The program was first presented at the 2005 High-Level Forum on Aid Effectiveness in Paris and has since been implemented in 22 countries with funding from UNDP, the World Bank, and governments. Countries use AMP to monitor the implementation and execution of development aid projects, coordinate development strategies with donors, and produce ODA and budget reports. The system offers an optional interactive mapping module provided by Esri. Development Gateway hosts an annual conference, known as the AMP Best Practices Workshop, to enable governments in the program to exchange experiences and advice.

== Legacy programs ==
- The Country Gateways program was one of DG's first initiatives and sought to replicate the international Development Gateway model at the country level. With seed funding from Development Gateway, about 50 countries – including China, Morocco, Burkina Faso, Vietnam, and others – have established independent Country Gateway entities. Each of these organizations is loosely modeled after Development Gateway, but each has distinct objectives. Some Country Gateways publish procurement notices for government contracts, databases of development projects, directories of non-governmental organizations, and e-commerce tools. Offline services include consulting and training in ICT.
- Zunia was an online platform for knowledge exchange and networking among development practitioners. Zunia aggregated publications, posts, and articles from international development organizations, websites, and blogs; Zunia also aggregated job listings in the international development field from other sites. Zunia users could post development-related content, comment on other content, subscribe to custom email alerts, and create or join thematic discussion groups. In 2009, the platform replaced dgCommunities, an earlier version of Development Gateway's knowledge-sharing platform; it was retired in 2016.
- AidData was a joint project of the College of William and Mary, Brigham Young University, and Development Gateway, designed to make information on development finance and activities more transparent and accessible. Launched in 2010, AidData maintains a searchable database of development assistance and through partnerships has engaged in research projects on data collection and augmentation through crowdsourcing and other methods as well as more traditional research on aid allocation and effectiveness. AidData has also worked to geocode development assistance data. Jointly with Uppsala University's Uppsala Conflict Data Program (UCDP), AidData developed a geocoding methodology for aid information, worked with the World Bank on the Mapping for Results initiative, and collaborated with Esri on the Development Loop application.
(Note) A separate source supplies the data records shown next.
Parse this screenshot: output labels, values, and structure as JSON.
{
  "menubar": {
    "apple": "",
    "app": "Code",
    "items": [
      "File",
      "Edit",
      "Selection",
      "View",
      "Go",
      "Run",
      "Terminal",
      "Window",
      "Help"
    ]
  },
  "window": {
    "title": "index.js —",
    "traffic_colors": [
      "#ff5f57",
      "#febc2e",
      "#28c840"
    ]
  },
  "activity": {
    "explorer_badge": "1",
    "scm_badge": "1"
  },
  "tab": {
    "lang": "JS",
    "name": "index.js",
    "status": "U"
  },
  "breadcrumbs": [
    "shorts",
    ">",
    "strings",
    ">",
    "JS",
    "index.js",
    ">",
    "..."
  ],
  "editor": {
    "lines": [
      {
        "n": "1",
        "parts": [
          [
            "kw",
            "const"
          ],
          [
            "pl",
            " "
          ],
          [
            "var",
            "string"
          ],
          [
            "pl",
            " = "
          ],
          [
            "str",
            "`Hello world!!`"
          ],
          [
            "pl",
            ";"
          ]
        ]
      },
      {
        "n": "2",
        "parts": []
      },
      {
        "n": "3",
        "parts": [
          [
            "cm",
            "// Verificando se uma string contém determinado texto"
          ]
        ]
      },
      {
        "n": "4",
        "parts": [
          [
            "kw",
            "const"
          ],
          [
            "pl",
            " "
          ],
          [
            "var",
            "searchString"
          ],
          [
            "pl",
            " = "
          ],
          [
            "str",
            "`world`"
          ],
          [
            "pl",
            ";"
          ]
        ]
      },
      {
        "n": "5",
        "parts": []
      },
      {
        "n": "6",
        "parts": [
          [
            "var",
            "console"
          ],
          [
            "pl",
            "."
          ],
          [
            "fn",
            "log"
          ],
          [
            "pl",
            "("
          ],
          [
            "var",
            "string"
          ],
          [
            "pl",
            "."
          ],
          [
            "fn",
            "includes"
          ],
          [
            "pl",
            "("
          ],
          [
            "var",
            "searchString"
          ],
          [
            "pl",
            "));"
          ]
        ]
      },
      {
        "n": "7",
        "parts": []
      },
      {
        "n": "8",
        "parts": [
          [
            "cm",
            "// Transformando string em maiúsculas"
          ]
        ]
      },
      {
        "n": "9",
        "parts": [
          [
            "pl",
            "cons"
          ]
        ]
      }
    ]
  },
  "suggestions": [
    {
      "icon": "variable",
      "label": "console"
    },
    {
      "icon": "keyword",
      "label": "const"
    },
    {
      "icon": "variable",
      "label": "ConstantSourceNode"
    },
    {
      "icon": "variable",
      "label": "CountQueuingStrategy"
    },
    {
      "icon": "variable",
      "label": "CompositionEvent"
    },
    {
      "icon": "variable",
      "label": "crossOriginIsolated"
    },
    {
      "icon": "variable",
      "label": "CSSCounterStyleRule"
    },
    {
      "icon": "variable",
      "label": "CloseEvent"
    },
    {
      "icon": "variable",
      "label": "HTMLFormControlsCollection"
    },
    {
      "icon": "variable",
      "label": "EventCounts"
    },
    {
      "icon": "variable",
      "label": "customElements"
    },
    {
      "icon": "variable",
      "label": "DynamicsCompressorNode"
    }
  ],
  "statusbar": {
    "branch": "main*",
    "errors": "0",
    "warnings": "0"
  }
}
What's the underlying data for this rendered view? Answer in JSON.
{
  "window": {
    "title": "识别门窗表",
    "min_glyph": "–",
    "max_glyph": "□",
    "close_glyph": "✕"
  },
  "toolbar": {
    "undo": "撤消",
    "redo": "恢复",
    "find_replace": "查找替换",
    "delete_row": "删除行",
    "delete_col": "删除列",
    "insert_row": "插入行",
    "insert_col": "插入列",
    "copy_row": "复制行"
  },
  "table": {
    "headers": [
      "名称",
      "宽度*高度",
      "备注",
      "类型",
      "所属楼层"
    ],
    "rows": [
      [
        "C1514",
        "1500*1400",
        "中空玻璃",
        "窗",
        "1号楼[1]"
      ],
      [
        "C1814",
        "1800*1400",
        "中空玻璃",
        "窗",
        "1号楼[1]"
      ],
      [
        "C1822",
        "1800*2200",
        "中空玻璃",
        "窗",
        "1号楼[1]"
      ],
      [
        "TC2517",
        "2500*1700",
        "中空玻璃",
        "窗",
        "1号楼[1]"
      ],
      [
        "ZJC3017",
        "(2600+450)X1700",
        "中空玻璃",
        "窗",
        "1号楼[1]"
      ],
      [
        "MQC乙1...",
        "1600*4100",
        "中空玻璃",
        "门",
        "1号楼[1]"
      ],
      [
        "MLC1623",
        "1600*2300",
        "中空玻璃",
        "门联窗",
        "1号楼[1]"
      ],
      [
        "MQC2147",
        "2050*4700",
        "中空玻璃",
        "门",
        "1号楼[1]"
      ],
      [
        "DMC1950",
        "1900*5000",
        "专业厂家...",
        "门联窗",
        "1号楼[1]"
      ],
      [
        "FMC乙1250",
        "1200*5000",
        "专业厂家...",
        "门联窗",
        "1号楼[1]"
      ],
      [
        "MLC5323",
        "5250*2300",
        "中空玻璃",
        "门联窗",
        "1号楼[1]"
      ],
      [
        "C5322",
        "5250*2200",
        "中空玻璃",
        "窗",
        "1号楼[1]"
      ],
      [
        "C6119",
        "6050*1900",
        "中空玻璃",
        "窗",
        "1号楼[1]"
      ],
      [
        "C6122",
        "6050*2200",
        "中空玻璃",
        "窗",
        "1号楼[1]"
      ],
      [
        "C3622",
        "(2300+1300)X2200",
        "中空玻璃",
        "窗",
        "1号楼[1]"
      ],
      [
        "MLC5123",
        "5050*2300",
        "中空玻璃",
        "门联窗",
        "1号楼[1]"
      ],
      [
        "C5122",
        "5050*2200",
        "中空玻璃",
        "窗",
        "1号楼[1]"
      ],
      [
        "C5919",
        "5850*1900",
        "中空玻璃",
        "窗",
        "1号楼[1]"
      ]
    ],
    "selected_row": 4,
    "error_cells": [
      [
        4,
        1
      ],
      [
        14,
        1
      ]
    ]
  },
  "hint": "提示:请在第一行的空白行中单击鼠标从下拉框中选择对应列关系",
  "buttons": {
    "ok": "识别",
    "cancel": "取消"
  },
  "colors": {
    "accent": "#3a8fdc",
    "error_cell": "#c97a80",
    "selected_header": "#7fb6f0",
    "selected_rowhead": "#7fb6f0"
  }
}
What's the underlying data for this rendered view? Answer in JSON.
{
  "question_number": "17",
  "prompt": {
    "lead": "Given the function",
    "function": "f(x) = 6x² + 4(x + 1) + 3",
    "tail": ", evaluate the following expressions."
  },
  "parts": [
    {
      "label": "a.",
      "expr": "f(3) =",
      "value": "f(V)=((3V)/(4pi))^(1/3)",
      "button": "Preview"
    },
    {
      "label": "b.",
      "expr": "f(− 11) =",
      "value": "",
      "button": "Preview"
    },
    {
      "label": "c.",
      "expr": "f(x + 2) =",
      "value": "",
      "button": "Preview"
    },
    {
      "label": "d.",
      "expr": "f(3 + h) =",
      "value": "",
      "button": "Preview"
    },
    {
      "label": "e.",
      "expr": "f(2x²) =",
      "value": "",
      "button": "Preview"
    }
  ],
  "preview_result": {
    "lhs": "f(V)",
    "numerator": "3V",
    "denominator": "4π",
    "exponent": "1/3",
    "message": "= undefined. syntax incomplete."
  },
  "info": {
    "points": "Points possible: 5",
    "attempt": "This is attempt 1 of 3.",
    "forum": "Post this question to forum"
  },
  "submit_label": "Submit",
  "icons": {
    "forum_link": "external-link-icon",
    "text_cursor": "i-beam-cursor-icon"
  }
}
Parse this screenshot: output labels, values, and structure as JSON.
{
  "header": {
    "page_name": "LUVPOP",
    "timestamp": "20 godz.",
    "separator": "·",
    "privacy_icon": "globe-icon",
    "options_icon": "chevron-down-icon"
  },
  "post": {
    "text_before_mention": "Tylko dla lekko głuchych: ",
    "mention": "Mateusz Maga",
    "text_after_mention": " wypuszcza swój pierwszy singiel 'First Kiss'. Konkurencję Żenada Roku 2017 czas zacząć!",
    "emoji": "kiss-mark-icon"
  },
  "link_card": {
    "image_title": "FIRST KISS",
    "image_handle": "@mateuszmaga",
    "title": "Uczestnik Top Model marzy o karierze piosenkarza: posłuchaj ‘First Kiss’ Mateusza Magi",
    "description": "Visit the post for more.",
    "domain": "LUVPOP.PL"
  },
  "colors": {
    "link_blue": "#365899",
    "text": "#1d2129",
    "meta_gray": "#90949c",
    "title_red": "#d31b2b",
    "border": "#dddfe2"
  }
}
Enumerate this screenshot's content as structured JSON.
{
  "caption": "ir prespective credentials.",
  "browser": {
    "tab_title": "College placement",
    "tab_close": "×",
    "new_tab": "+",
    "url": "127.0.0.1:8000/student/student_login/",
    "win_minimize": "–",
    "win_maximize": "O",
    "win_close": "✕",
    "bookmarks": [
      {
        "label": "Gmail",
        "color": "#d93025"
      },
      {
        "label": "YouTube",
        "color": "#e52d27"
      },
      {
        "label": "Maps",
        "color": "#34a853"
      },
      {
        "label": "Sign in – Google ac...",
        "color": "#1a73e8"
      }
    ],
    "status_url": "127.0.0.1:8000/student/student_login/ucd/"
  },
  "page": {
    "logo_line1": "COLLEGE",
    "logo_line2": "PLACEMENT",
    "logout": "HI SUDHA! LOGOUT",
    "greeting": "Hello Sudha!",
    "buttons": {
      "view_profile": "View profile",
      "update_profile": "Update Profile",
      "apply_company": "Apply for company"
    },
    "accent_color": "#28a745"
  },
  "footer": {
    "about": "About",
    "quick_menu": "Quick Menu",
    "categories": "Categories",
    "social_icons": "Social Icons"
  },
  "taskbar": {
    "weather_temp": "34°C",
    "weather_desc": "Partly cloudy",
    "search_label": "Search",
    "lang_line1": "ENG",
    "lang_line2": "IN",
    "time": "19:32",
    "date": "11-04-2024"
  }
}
- dgMarket is an online marketplace for government tenders, providing access to tender notices, contract awards, bidding documents, and other procurement information. dgMarket provides access to government tenders in 60 countries and aid-funded tenders in 150 countries. Branded dgMarket Web sites have been launched in Estonia, Belarus, China, Côte d'Ivoire, Israel, Kenya, Mauritania, Mexico, Romania, Rwanda, Spain (Catalonia), Turkey, Uzbekistan, and Vietnam, as well as for the Agence Française de Développement and the Millennium Challenge Corporation. In early 2017, Development Gateway sold Market to Nepalese-Canadian entrepreneur Aditya Jha.